Mais cet ex de la maison ne veut pas tout mettre sur le dos de Ganaye. Les joueurs et le staff technique ont également une bonne part de responsabilité dans ce désastre. « Déjà, être président de deux clubs professionnels en même temps, je ne comprends même pas comment cela peut être possible. Et puis, est-ce que les actionnaires lui ont donné les bonnes directives ? Avaient-ils vraiment un projet ? Ce qui est quand même fou, c’est qu’ils ont injecté autour de 12 millions d’euros. Et mettre autant d’argent et donner l’impression de s’en foutre à ce point, c’est hallucinant. Le pire, c’est que malgré cet investissement et un budget de 10 millions d’euros en National, on évoque des difficultés financières. À ma connaissance, certains créanciers commencent à râler» Les supporters lorrains, qui avaient pris Gauthier Ganaye en grippe – « c’est une des raisons pour lesquelles ses venues à Nancy étaient de plus en plus rares », explique une source locale – sont nombreux à espérer un départ des actuels propriétaires du club. Certains se mettent même à réclamer le retour aux affaires de Jacques Rousselot, qui n’a pas répondu à nos sollicitations. « Oui, c’est une rumeur qui prend forme ici », intervient Damien Grégorini, ancien gardien de but de l’ASNL (2007-2014), passé par le centre de formation lorrain jusqu’à son départ en juin 2022.

La rumeur Rousselot

Le Niçois, désormais entraîneur des gardiens du FC Mondercange (Luxembourg), mais qui habite toujours à Nancy, craint les conséquences de la relégation en N2, sans écarter l’hypothèse d’un repêchage. « Si le club tombe en N2, on peut envisager un dépôt de bilan, car l’ASNL est une structure assez lourde. Dans l’autre cas, il me semble impératif que les actionnaires définissent un vrai projet.  Depuis qu’ils ont repris le club, celui-ci navigue à vue. Il faut un président présent, qu’on voit au siège, au centre de formation et au stade. Or, Ganaye et les actionnaires, on ne les a vus qu’une fois au centre de formation ! Depuis 2021, on a surtout assisté à la mise à l’écart d’anciens du club. Cela se passe souvent comme ça dans le foot », explique-t-il. À leur arrivée, les nouveaux tauliers avaient remplacé Jean-Louis Garcia – « une erreur », selon Ouaddou – par l’Allemand Daniel Stendel, viré trois mois plus tard après un début de saison catastrophique (4 nuls et 6 défaites en 10 matchs), et remplacé par Benoît Pedretti (septembre 2021-décembre 2021), Albert Cartier (janvier 2022-2023), qui n’avait pu éviter la descente en National, et de nouveau Pedretti. « Ou alors, quelqu’un arrive avec une offre de reprise et à Nancy, tout le monde pense à Jacques Rousselot », reprend Grégorini.

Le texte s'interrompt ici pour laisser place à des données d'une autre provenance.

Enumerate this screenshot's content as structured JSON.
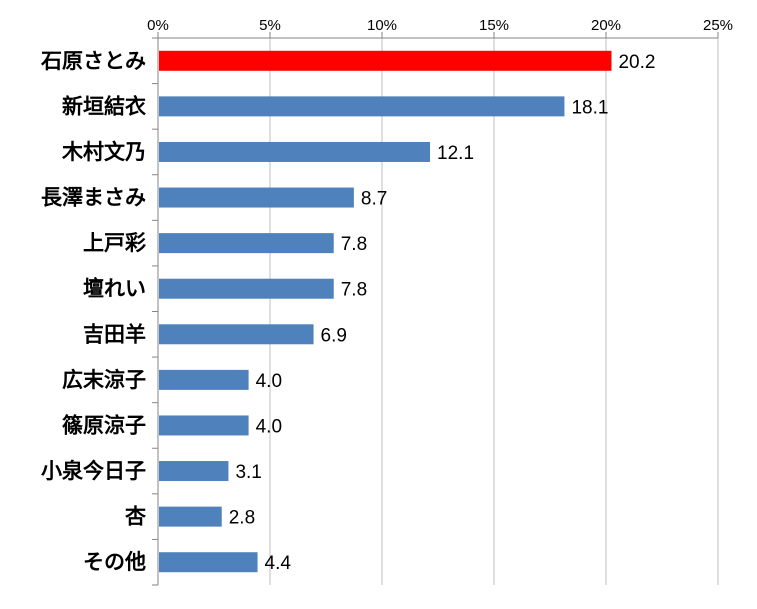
{
  "colors": {
    "highlight": "#ff0000",
    "bar": "#4f81bd",
    "axis": "#868686",
    "grid": "#bfbfbf"
  },
  "chart_data": {
    "type": "bar",
    "orientation": "horizontal",
    "title": "",
    "xlabel": "",
    "ylabel": "",
    "xlim": [
      0,
      25
    ],
    "x_ticks": [
      "0%",
      "5%",
      "10%",
      "15%",
      "20%",
      "25%"
    ],
    "x_tick_values": [
      0,
      5,
      10,
      15,
      20,
      25
    ],
    "x_axis_position": "top",
    "grid": "vertical major",
    "legend": "none",
    "categories": [
      "石原さとみ",
      "新垣結衣",
      "木村文乃",
      "長澤まさみ",
      "上戸彩",
      "壇れい",
      "吉田羊",
      "広末涼子",
      "篠原涼子",
      "小泉今日子",
      "杏",
      "その他"
    ],
    "values": [
      20.2,
      18.1,
      12.1,
      8.7,
      7.8,
      7.8,
      6.9,
      4.0,
      4.0,
      3.1,
      2.8,
      4.4
    ],
    "value_labels": [
      "20.2",
      "18.1",
      "12.1",
      "8.7",
      "7.8",
      "7.8",
      "6.9",
      "4.0",
      "4.0",
      "3.1",
      "2.8",
      "4.4"
    ],
    "highlight_index": 0
  }
}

Dans la ville encore sous le choc, on sait que les prochains jours seront déterminants pour l’avenir du club, dont l’image a été sévèrement écornée. Les incidents provoqués par certains supporters contre Le Puy et à Bourg-en-Bresse sont venus un peu plus plomber le tableau d’ensemble. « La violence ne résout rien, ce n’est pas la bonne façon de faire, mais cela fait des années qu’ils voient le club décliner, et ils ont toujours été là, même dans les moments difficiles, conclut Ouaddou. Je ne cautionne évidemment pas, mais certains ont exprimé leur ras-le-bol d’une manière plus radicale. » Et dire qu’il n’y avait même pas un dirigeant pour voir ça…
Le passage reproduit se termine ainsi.